European Pharmacopoeia -ph. Eur.- Monograph Tablets -0478- Free -

The European Pharmacopoeia (Ph. Eur.) Monograph 0478 is the foundational quality standard for tablets intended for oral administration in Europe. Published by the European Directorate for the Quality of Medicines & HealthCare (EDQM), it establishes legally binding requirements for the definition, production, and testing of diverse tablet forms to ensure patient safety and therapeutic efficacy. 1. Scope and Definition

According to the monograph, tablets are solid preparations, each containing a single dose of one or more active substances. They are primarily obtained by compressing uniform volumes of particles but can also be manufactured via extrusion, moulding, or freeze-drying (lyophilisation).

The monograph explicitly excludes preparations like lozenges, oral pastes, and oral gums , which are covered under separate general chapters such as Oromucosal Preparations (1807). 2. Recognized Categories of Tablets

Monograph 0478 distinguishes several specific categories, each with tailored requirements:

Uncoated Tablets: Single or multi-layer tablets without specific release-modifying excipients.

Coated Tablets: Finished with layers of resins, sugars, or polymers (film-coated) to protect the core or mask taste. European Pharmacopoeia -ph. Eur.- Monograph Tablets -0478-

Modified-Release: Includes prolonged-release and pulsatile-release tablets designed to alter the rate or timing of drug delivery.

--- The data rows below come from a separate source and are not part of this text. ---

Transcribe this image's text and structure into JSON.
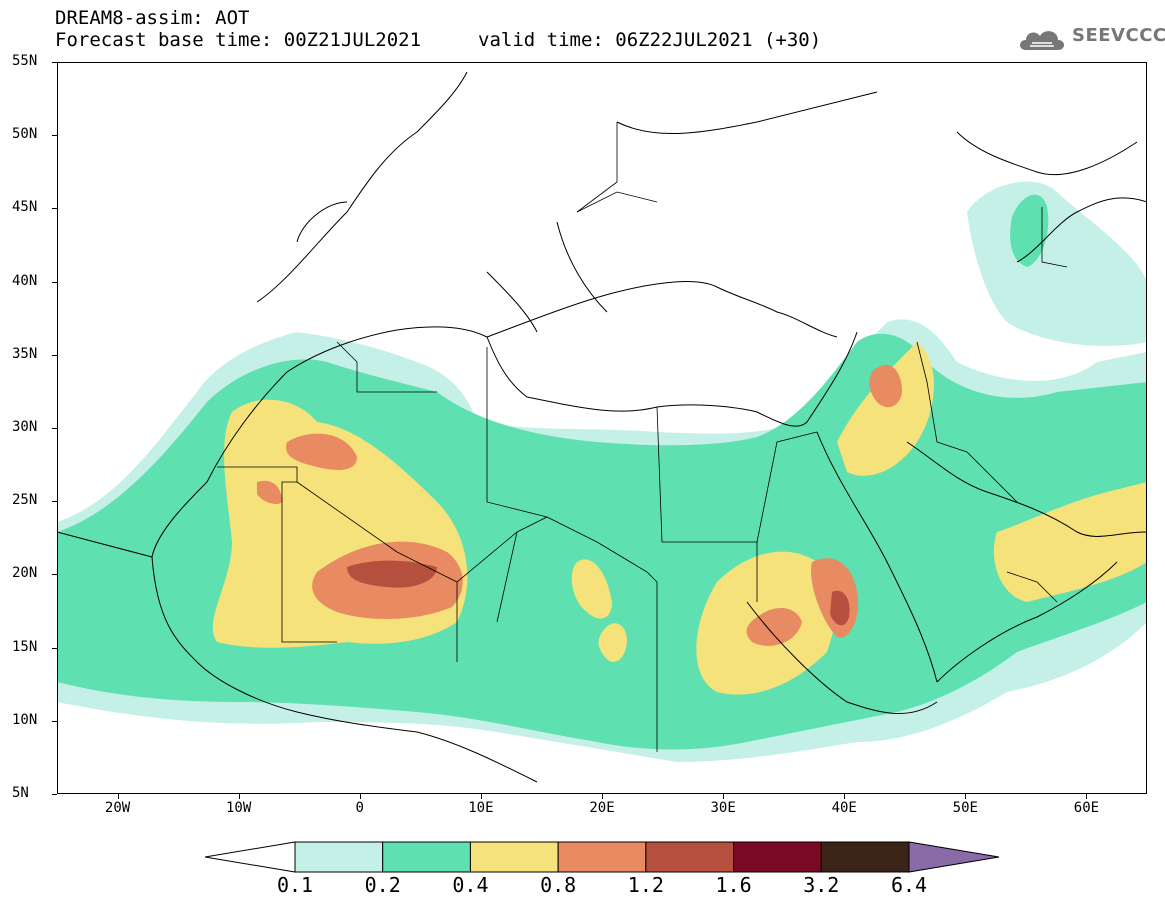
{
  "header": {
    "title": "DREAM8-assim: AOT",
    "base_time": "Forecast base time: 00Z21JUL2021",
    "valid_time": "valid time: 06Z22JUL2021 (+30)"
  },
  "logo": {
    "text": "SEEVCCC",
    "icon": "cloud-logo-icon"
  },
  "map": {
    "lat_labels": [
      "55N",
      "50N",
      "45N",
      "40N",
      "35N",
      "30N",
      "25N",
      "20N",
      "15N",
      "10N",
      "5N"
    ],
    "lon_labels": [
      "20W",
      "10W",
      "0",
      "10E",
      "20E",
      "30E",
      "40E",
      "50E",
      "60E"
    ],
    "lat_range": [
      5,
      55
    ],
    "lon_range": [
      -25,
      65
    ]
  },
  "colorbar": {
    "labels": [
      "0.1",
      "0.2",
      "0.4",
      "0.8",
      "1.2",
      "1.6",
      "3.2",
      "6.4"
    ],
    "colors": [
      "#ffffff",
      "#c4f0e8",
      "#5ee0b0",
      "#f5e27a",
      "#e88a62",
      "#b5503e",
      "#7a0a24",
      "#3d2418",
      "#8b6aa8"
    ]
  }
}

Gastro-Resistant: Delayed-release tablets intended to resist gastric fluid and release the active substance in the intestinal tract.

Effervescent: Formulated with carbonates to react in water and release carbon dioxide for rapid dispersion.

Orodispersible and Soluble: Tablets designed to disperse rapidly in the mouth or dissolve in water before administration. 3. Production and Quality Control Requirements

Manufacturers must implement measures to ensure tablets possess sufficient mechanical strength to withstand handling. Standardized testing includes: The European Pharmacopoeia (Ph

Resistance to Crushing: Measured in Newtons, typically on a sample of 10 tablets to determine the force required for disruption.

Friability: Assessed via general chapter 2.9.7 to ensure tablets do not crumble or break during processing or transport.

Subdivision (Scoring): For tablets with break-marks, the efficacy of the mark is assessed by weighing subdivided parts. Not more than one out of 30 parts may fall outside 85% to 115% of the average mass. 4. Mandatory Pharmacopoeial Tests

Compliance with Monograph 0478 requires several critical laboratory tests, often cross-referencing general chapters:

Disintegration (2.9.1): Uncoated tablets must typically disintegrate within 15 minutes in water at 37°C. Coated tablets (non-film) are allowed up to 60 minutes. In the absence of a specific monograph for

Dissolution (2.9.3): Since January 2018, revised standards mandate a suitable dissolution test for immediate-release forms unless otherwise justified.

Uniformity of Dosage Units (2.9.40): Ensures each tablet in a batch contains the correct amount of active pharmaceutical ingredient (API). Summary of Standard Disintegration Times Tablet Type Max Time Allowed 15 minutes Film-coated 30 minutes Other Coated 60 minutes Soluble/Dispersible Water (15–25°C) Effervescent Water (15–25°C) Revised Ph. Eur. Chapter Tablets - gmp-compliance.org

European Pharmacopoeia (Ph. Eur.) — Monograph: Tablets (0478)

Related Substances (Degradation Products)

A specific requirement of 0478: "For tablets, the test for dissolution is a more stringent measure of bioavailability than disintegration, but it does NOT replace the need for impurity profiling."


The Spectrum of Uniformity

One of the most critical sections of 0478 deals with Uniformity of Dosage Units. In a manufacturing run of millions of pills, how do you ensure every single one has the exact same amount of medicine?

The monograph references strict testing methods to ensure that the variance between tablets is statistically insignificant. This is where the "mass variation" test meets the "content uniformity" test. If a tablet contains a tiny amount of potent API (like a hormone or an opioid), weighing the tablet isn't enough; chemists must assay the content of individual units. 0478 dictates when to use which method, ensuring that a patient never receives a "super-potent" or "sub-potent" dose.

Why 0478 matters — impact in practice

For Prolonged-release (Sustained-release) Tablets


2. Scope and Definitions

The "General" Specifics

Monograph 0478 is a general monograph. This is a crucial distinction. It does not describe a specific drug (like paracetamol or ibuprofen); rather, it sets the universal rules for all tablets. Whether it is a simple painkiller, a complex modified-release heart medication, or an effervescent vitamin C tablet, 0478 applies.

It defines the tablet fundamentally: "Solid preparations each containing a single dose of one or more active substances." But the brilliance of the monograph lies in how it navigates the variety of this format.